BLITZER: You know, it's always exciting to see Prince Charles and Camilla. They're in New York, the first time in a long time.

They're going to be here in Washington tomorrow, going through a very different kind of dinner arrangement over at the White House, where the president and the first lady are preparing to receive them right now.

Prince Charles and Camilla making a tour of the United States. They're going to be heading over to New Orleans and they're going to be engaged in all sorts of activities.

Paula Zahn, are you there?

There you are.


BLITZER: You were at that dinner, weren't you?

ZAHN: Yes, at the reception. It was an interesting thing, I had the opportunity to talk both with the Prince and his new bride, Camilla. And we had a brief conversation about television. She knew I was getting back to do the show. And without saying directly that she watched CNN, she said she has caught us on TV.

BLITZER: That's Donald Trump, by the way, Paula, that our viewers are seeing right now with all the hair. There he is. Donald Trump shaking hands. He was there.

Did you get a chance to see him as well?

ZAHN: I didn't see Donald, but it's remarkable how relaxed the two of them were in this crowd. They've been hitting the road pretty hard today and both had quite remarkably accessible, casual conversations.

BLITZER: Always exciting. Tell us, briefly, Paula, what you have on tap at the top of the hour. ZAHN: Well, the story that we're leading off with is one that should send shivers down any parent's back. About 2,400 kids a year are injured because of SUVs. You see a lot of them in driveways.

What you don't see is the deadly danger. These huge vehicles have a gigantic blind spot. When you back up, you can back over anything or anyone, including small children.

I want you all to tune in for the eye-opening results of consumer correspondent Greg Hunter's investigation at the top of the hour.
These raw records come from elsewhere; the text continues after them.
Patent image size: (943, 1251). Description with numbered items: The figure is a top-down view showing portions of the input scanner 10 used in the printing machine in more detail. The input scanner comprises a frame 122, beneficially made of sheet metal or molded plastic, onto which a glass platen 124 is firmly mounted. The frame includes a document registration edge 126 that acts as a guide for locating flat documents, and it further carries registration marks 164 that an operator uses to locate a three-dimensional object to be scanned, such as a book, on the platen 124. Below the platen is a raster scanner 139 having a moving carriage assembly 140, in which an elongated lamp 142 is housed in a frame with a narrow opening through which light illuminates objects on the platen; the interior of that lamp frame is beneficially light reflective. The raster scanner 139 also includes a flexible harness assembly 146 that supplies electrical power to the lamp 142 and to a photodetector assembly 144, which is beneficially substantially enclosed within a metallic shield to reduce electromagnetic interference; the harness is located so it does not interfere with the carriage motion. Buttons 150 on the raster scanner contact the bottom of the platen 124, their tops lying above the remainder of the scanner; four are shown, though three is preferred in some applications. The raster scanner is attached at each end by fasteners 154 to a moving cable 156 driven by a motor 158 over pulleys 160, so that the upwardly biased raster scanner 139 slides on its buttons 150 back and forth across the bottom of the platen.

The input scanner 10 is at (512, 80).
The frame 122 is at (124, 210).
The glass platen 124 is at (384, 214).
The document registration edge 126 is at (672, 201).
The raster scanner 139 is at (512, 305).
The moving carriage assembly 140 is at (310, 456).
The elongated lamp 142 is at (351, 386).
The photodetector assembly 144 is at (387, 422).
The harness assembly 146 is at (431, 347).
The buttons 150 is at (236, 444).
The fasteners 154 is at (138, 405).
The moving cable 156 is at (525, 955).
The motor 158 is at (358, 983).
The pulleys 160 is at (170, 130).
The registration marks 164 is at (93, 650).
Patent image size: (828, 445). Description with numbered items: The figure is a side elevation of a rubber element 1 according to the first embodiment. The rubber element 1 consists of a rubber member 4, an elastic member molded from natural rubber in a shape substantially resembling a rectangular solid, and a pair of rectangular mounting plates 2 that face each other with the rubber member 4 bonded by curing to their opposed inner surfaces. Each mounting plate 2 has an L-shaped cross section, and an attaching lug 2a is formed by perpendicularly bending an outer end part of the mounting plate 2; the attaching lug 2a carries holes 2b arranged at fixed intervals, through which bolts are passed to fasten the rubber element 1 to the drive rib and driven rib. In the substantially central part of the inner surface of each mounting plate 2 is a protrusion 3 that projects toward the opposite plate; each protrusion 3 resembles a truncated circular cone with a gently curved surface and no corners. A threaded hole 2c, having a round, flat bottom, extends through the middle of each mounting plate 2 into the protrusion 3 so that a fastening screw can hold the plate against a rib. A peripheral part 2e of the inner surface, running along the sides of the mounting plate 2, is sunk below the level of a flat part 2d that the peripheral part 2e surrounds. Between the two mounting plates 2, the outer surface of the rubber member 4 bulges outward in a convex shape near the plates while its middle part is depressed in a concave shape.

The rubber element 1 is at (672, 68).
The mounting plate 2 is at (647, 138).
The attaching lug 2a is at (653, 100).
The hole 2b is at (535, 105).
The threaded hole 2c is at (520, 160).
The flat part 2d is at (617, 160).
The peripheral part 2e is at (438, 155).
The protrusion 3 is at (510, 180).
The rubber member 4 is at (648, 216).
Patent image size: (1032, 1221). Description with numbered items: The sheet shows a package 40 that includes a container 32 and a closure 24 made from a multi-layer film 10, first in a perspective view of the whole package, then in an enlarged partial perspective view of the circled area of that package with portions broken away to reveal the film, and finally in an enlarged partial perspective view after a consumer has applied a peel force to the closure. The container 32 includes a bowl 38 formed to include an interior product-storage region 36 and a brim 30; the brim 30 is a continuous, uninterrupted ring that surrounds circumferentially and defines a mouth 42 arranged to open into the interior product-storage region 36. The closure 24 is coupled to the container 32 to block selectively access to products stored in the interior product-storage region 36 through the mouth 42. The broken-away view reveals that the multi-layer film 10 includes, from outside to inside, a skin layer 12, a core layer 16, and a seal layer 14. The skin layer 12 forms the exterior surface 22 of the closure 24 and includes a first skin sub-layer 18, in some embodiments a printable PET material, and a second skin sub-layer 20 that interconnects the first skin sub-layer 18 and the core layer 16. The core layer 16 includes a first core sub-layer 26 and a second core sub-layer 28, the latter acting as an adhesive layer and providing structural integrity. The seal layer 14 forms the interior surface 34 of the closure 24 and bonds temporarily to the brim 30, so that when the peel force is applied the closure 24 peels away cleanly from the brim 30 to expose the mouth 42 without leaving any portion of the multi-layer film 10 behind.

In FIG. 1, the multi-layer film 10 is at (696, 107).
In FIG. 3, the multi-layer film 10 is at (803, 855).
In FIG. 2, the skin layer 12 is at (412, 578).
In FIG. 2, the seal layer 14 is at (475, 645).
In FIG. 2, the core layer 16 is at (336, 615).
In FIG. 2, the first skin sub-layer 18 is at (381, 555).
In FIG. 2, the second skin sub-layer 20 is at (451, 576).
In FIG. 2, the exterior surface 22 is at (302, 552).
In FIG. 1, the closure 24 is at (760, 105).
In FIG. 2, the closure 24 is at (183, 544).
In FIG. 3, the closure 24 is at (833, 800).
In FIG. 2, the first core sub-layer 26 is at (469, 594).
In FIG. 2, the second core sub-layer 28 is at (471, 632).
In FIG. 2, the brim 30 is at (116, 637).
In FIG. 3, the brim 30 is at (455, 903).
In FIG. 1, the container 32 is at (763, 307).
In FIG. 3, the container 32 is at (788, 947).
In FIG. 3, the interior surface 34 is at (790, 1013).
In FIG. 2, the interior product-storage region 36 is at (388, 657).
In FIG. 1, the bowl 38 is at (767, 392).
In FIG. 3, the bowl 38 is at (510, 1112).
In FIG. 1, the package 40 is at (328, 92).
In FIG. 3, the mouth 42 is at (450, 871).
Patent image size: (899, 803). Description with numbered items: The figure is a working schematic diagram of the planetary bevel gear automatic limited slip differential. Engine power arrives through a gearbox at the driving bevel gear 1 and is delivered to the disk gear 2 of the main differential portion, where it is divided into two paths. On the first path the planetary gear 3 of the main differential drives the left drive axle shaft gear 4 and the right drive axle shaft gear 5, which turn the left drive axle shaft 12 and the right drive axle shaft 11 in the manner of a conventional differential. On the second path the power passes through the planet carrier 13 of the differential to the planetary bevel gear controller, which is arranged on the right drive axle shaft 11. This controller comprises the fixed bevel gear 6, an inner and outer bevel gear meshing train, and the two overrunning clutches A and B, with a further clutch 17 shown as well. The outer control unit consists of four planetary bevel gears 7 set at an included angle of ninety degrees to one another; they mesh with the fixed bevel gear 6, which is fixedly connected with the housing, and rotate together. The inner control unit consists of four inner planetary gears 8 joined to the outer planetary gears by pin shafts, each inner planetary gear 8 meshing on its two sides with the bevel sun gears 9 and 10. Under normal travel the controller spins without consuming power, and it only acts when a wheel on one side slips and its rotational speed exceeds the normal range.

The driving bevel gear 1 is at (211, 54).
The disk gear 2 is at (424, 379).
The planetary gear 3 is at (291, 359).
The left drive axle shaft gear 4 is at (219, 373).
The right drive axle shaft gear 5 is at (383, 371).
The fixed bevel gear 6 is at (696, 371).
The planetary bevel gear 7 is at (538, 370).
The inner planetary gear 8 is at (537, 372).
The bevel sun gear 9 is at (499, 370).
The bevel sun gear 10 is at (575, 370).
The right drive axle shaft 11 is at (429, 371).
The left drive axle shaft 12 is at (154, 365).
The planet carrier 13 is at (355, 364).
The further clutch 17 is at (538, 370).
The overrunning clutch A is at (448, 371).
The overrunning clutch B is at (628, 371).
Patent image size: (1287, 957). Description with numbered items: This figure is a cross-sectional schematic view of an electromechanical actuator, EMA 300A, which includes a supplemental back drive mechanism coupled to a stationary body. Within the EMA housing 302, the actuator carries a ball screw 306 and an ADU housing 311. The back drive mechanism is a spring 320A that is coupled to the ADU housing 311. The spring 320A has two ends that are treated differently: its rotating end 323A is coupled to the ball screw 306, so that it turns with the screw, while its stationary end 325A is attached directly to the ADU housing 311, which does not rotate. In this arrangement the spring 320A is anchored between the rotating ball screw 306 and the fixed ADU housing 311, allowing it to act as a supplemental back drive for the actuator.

I think it's important to watch for all of our children's safety.

BLITZER: Very important indeed. Doesn't get much more important than that.

Thanks, Paula. We'll be with you in a few minutes.

We'll take a quick break. More of our coverage here in THE SITUATION ROOM.

Jack Cafferty, Mary Snow, they're both in New York.

Camilla and Charles are in New York as well. And, there's Donald Trump.

Let's take a quick break.


BLITZER: Charles and Camille in New York, the royals in the Big Apple.

Mary Snow is there on the scene at the Museum of Modern Art.

Jack Cafferty is still with us. First to you, Mary.

You were probably pretty excited when that little event happened. The red carpet they were walking on.

SNOW: You know, Wolf, this is their first official visit to New York. They were at Ground Zero earlier today, they went to the U.N. A poll showing that about 81 percent of Americans were asked, saying they were really were not all that interested in Camilla and Charles.

Yet, you saw the paparazzi taking the pictures, you saw people parked outside. And, a lot of starts coming out to rub elbows with this royal couple. They're going to be going to Washington, San Francisco, and then even later this week, to New Orleans.

BLITZER: And Jack Cafferty, you were not there. You are one of the stars.

CAFFERTY: I'm sorry, excuse me? I was not there, no, I was here.

BLITZER: I know, you're in THE SITUATION ROOM, not with the Prince and Camilla.

CAFFERTY: I have one question. If 80 percent of the public doesn't care about these people, why are we talking about them?

BLITZER: Because 20 percent is still very important, guys.

Thanks very much. We're here in THE SITUATION ROOM. Every weekday, 3-to-6 p.m. Eastern. Every night this week, 7 p.m. Eastern as well.